Convergence 2025
14 October 2025News

Investor-driven transparency takes centre stage in ILS

At Convergence 2025, taking place 13-15 October, the conversation among leading ILS managers and investors highlighted a simple but profound truth: in the maturing ILS market, transparency is no longer optional — it has become the currency of trust.

As panellists explored investor appetite, portfolio construction and evolving risk structures during Session 2: When Markets Shake, ILS Holds, one theme emerged clearly: without visibility, capital will hesitate.

Joe Tolen (pictured second from right), senior investment director, credit investment group at Cambridge Associates, observed: “I think a bit more hand-holding in education around ILS where we’re at in the cycle… this element wasn’t quite there five years ago, and I think it’s come a really long way.” The emphasis was not just on teaching investors what the asset class entails, but on offering detailed insights into cycle management, pricing and market size.

Dan Conklin (pictured middle), alternative capital partners Americas from Swiss Re, expanded on the point, noting that transparency aligns investors and risk carriers: “Investors are increasingly looking for transparency, and if it’s your business, you’re able to provide deeper levels of transparency than perhaps if you’re an independent manager searching the market for different types of risks.” Transparency enables investors to update boards confidently, while also fostering trust over longer-duration commitments.

Panellists also highlighted the growing demand for data and reporting standards. Investors now want clarity on how contracts are priced, historical default rates and expected returns. “Many of our clients want to understand what they are exposed to. They don’t want surprises in their portfolio. Transparency is definitely key in the decision-making,” Tolen noted.

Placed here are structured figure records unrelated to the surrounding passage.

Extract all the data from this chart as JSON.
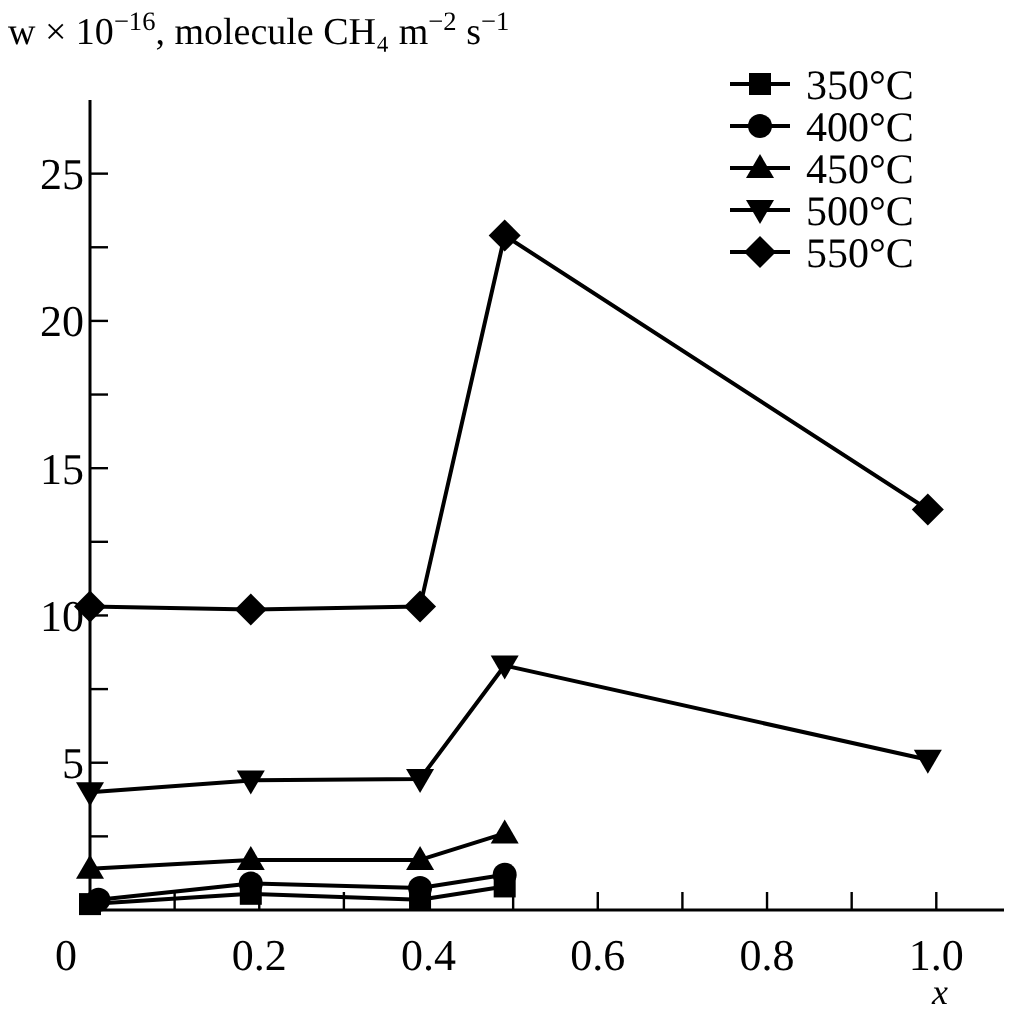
{
  "chart_data": {
    "type": "line",
    "ylabel": "w × 10$^{−16}$, molecule CH₄ m$^{−2}$ s$^{−1}$",
    "xlabel": "x",
    "xlim": [
      0,
      1.08
    ],
    "ylim": [
      0,
      27.5
    ],
    "xticks": [
      0,
      {
        "value": 0.1,
        "label": null
      },
      0.2,
      {
        "value": 0.3,
        "label": null
      },
      0.4,
      {
        "value": 0.5,
        "label": null
      },
      0.6,
      {
        "value": 0.7,
        "label": null
      },
      0.8,
      {
        "value": 0.9,
        "label": null
      },
      {
        "value": 1.0,
        "label": "1.0"
      }
    ],
    "yticks": [
      {
        "value": 2.5,
        "label": null
      },
      5,
      {
        "value": 7.5,
        "label": null
      },
      10,
      {
        "value": 12.5,
        "label": null
      },
      15,
      {
        "value": 17.5,
        "label": null
      },
      20,
      {
        "value": 22.5,
        "label": null
      },
      25
    ],
    "legend": "top right",
    "grid": false,
    "line_style": "solid",
    "series": [
      {
        "name": "350°C",
        "color": "#000000",
        "marker": "square",
        "x": [
          0,
          0.19,
          0.39,
          0.49
        ],
        "values": [
          0.2,
          0.55,
          0.35,
          0.8
        ]
      },
      {
        "name": "400°C",
        "color": "#000000",
        "marker": "circle",
        "x": [
          0.01,
          0.19,
          0.39,
          0.49
        ],
        "values": [
          0.35,
          0.9,
          0.75,
          1.2
        ]
      },
      {
        "name": "450°C",
        "color": "#000000",
        "marker": "triangle",
        "x": [
          0,
          0.19,
          0.39,
          0.49
        ],
        "values": [
          1.4,
          1.7,
          1.7,
          2.6
        ]
      },
      {
        "name": "500°C",
        "color": "#000000",
        "marker": "triangle-down",
        "x": [
          0,
          0.19,
          0.39,
          0.49,
          0.99
        ],
        "values": [
          4.0,
          4.4,
          4.45,
          8.3,
          5.1
        ]
      },
      {
        "name": "550°C",
        "color": "#000000",
        "marker": "diamond",
        "x": [
          0,
          0.19,
          0.39,
          0.49,
          0.99
        ],
        "values": [
          10.3,
          10.2,
          10.3,
          22.9,
          13.6
        ]
      }
    ]
  }
}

This transparency push is reshaping investor behaviour. Vincent Mutolo (pictured left), senior managing director, investment banking at CAC Specialty explained that long-tail risk and casualty ILS are now attracting investors willing to commit for three to five years — a significant shift from the early days when 12-month liquidity dominated. The deeper insight into risk exposure, combined with the ability to see track records against actual outcomes, is enabling a new generation of informed allocations.

Ultimately, the message was clear: in an era of abundant capital and complex risk structures, transparency and education are inseparable. Managers who embrace it can secure trust, attract capital and grow alongside a more sophisticated investor base.